Mosquito coast (Peter Weir, 1986)

Un inventeur qui déteste ce qu’est devenu l’Amérique s’en va avec sa famille habiter dans un village du Honduras.

Récit programmatique et artificiel d’un refus de la décadence occidentale qui vire à l’aliénation, typique des scénarios de Paul Schrader. A partir du moment où les méchants interviennent, ça perd toute crédibilité sans pour autant que les personnages ne dévient de leur trajectoire initialement tracée. Bref: un gros bof.

 

Le masque de fer (Allan Dwan, 1929)

Vingt-cinq ans après avoir été séparés par Richelieu, d’Artagnan et ses amis se retrouvent pour contrer un complot d’usurpation royale.

Douglas Fairbanks et les scénaristes à sa solde ont allègrement mélangé -et trahi- Les trois mousquetaires et Le vicomte de Bragelonne. Mais ils l’ont fait intelligemment. Certes, la complexité tragique du dernier volet de la trilogie de Dumas a été évacuée au profit d’un manichéisme bien hollywoodien mais l’ensemble forme un récit cohérent même si riche en péripéties. Le rythme de ce Masque de fer compte parmi les plus parfaits de l’histoire du cinéma. L’action est pour ainsi dire continue. L’attention de la caméra aux cabrioles toujours impressionnantes de Fairbanks, âgé de 46 ans, n’empêche pas la restitution d’un monde grouillant et poétique grâce notamment à la variété somptueuse des décors et à la remarquable utilisation de la profondeur de champ. La cadence n’exclut pas la mélancolie, matérialisée par des surimpressions naïves et émouvantes. Bref, un chef d’oeuvre, cent coudées au-dessus du terne film de Niblo.

Les trois mousquetaires (Fred Niblo, 1921)

D’Artagnan et ses trois amis contrecarrent un complot de Richelieu contre la Reine.

L’exposition est trop longue, l’actrice qui joue Anne d’Autriche (Mary MacLaren) est incroyablement moche, le scénario a évacué toute la deuxième partie du roman, celle qui, axée sur Milady, lui insufflait certaine profondeur dramatique et, en dehors des -trop rares- séquences d’action mettant en valeur Douglas Fairbanks, la mise en scène est sans éclat. Bref, une adaptation hollywoodienne du classique de Dumas très en deça de la splendide version de George Sidney.

La bête errante (Marco de Gastyne, 1932)

Un homme part chercher de l’or en Alaska pour les beaux yeux d’une femme de la ville.

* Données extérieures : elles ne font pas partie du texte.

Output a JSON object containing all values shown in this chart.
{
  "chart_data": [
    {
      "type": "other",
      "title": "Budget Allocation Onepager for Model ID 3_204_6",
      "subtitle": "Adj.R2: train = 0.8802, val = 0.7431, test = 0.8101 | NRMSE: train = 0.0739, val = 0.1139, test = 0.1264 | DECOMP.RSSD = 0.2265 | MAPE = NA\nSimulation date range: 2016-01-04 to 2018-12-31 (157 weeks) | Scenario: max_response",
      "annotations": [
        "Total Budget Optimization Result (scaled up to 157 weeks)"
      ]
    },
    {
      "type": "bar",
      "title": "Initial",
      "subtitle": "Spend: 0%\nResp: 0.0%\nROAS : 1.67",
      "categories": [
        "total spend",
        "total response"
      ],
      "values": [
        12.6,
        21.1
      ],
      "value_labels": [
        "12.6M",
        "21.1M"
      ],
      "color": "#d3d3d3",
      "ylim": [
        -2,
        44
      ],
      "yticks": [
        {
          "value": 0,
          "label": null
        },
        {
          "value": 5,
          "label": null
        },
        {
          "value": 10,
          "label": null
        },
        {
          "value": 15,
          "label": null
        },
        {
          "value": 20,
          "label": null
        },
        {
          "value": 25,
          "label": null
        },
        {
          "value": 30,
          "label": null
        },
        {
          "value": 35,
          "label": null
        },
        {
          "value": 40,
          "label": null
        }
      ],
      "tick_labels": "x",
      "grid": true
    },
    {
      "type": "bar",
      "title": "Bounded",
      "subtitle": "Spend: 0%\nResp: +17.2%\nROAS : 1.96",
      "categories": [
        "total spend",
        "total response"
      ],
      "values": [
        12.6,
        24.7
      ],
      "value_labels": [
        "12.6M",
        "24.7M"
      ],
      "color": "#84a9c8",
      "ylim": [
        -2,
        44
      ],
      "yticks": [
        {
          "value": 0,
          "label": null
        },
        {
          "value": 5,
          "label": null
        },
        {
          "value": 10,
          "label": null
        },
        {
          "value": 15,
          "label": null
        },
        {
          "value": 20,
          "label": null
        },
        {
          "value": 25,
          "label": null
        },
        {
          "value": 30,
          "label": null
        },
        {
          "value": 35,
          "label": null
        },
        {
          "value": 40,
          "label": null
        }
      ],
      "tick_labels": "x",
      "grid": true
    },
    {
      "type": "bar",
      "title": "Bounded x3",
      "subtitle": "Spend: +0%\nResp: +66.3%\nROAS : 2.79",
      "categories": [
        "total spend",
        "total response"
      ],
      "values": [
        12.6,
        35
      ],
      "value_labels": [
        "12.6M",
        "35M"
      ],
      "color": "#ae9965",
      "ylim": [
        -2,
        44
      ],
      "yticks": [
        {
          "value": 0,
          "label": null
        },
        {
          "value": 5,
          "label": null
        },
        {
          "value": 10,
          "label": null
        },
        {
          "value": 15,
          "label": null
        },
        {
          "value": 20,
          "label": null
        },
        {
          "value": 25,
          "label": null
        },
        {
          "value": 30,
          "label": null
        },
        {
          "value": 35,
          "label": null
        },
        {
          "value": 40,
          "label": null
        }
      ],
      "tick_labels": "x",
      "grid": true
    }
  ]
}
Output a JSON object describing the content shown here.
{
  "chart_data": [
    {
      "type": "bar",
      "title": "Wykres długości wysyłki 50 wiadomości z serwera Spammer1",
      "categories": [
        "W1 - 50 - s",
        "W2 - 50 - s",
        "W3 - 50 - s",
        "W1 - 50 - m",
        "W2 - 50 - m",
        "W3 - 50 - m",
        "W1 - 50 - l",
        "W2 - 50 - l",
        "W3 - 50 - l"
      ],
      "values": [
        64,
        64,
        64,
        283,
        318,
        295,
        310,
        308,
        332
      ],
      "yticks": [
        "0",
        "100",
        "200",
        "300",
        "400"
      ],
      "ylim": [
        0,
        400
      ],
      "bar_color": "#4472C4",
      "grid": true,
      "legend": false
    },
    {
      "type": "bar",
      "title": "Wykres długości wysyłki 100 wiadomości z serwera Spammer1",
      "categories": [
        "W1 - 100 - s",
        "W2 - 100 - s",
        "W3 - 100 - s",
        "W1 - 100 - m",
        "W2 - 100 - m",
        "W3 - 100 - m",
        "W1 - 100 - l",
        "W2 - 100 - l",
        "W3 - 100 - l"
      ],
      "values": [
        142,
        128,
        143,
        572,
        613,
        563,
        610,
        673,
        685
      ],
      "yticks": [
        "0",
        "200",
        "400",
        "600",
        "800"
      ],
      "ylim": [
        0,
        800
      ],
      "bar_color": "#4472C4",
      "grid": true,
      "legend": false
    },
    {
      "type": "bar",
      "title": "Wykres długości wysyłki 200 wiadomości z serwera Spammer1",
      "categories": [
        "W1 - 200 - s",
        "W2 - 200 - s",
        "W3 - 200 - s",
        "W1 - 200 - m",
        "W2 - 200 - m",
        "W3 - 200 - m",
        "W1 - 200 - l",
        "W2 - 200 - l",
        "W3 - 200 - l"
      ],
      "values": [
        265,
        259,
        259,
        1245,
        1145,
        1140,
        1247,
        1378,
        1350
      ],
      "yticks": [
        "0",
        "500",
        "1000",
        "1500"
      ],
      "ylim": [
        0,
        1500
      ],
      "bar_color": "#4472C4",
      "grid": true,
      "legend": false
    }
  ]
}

Des dialogues particulièrement nuls et une mise en scène qui a le statisme et la mollesse typiques des débuts du parlant empêchent ce film d’aventures, au scénario très conventionnel bien que le cadre soit original, de décoller malgré de jolies images enneigées.

 

Scaramouche (Rex Ingram, 1923)

Pendant la Révolution française, un homme aux origines mystérieuses veut venger un ami révolutionnaire assassiné par un noble.

Ramon Novarro est fade, la grande Histoire est mal intégrée au récit principal et l’académisme de la mise en scène est assommant. La version de George Sidney est supérieure en tous points.

Le secret du cargo/L’énigme du poignard (Maurice Mariaud, 1929)

En Algérie, un détective enquête sur l’enlèvement d’une artiste de music-hall…

Entre Tintin (le héros pur et dégingandé en pantalon de golf) et Rintintin (son fidèle acolyte n’est pas un fox-terrier mais un berger allemand), ce film policier qui se transforme en film d’aventures coloniales ne manque pas d’originalité dans le contexte du cinéma français de la fin des années 20. Le rythme de la narration aurait gagné à être plus rapide mais l’oeuvre n’est pas avare en extérieurs algériens qui donnent une touche documentaire légère et bienvenue au divertissement. Dynamique et désertique, la dernière partie culmine dans un duel sur les rochers parfaitement découpé où Maurice Mariaud s’avère plus proche de Anthony Mann qu’aucun des auteurs français contemporains régulièrement distingués comme tel par la critique parisienne. Sympathique.

Les travailleurs de la mer (André Antoine et Léonard Antoine, 1918)

Pour la main de la fille de l’armateur, un pêcheur solitaire s’en va renflouer une épave échouée dans un écueil.

Les images, qu’elles soient de criques, de pitons rocheux, de quais, de travail menuisier, ou de maisons portuaires sont superbes. Parce que Romuald Joubé est filmé comme un personnage de péplum méditerranéen, j’ai songé à Hercule à la conquête de l’Atlantide. Héroïque, réaliste et tragique, Les travailleurs de la mer selon Antoine est un joyau du film d’aventures.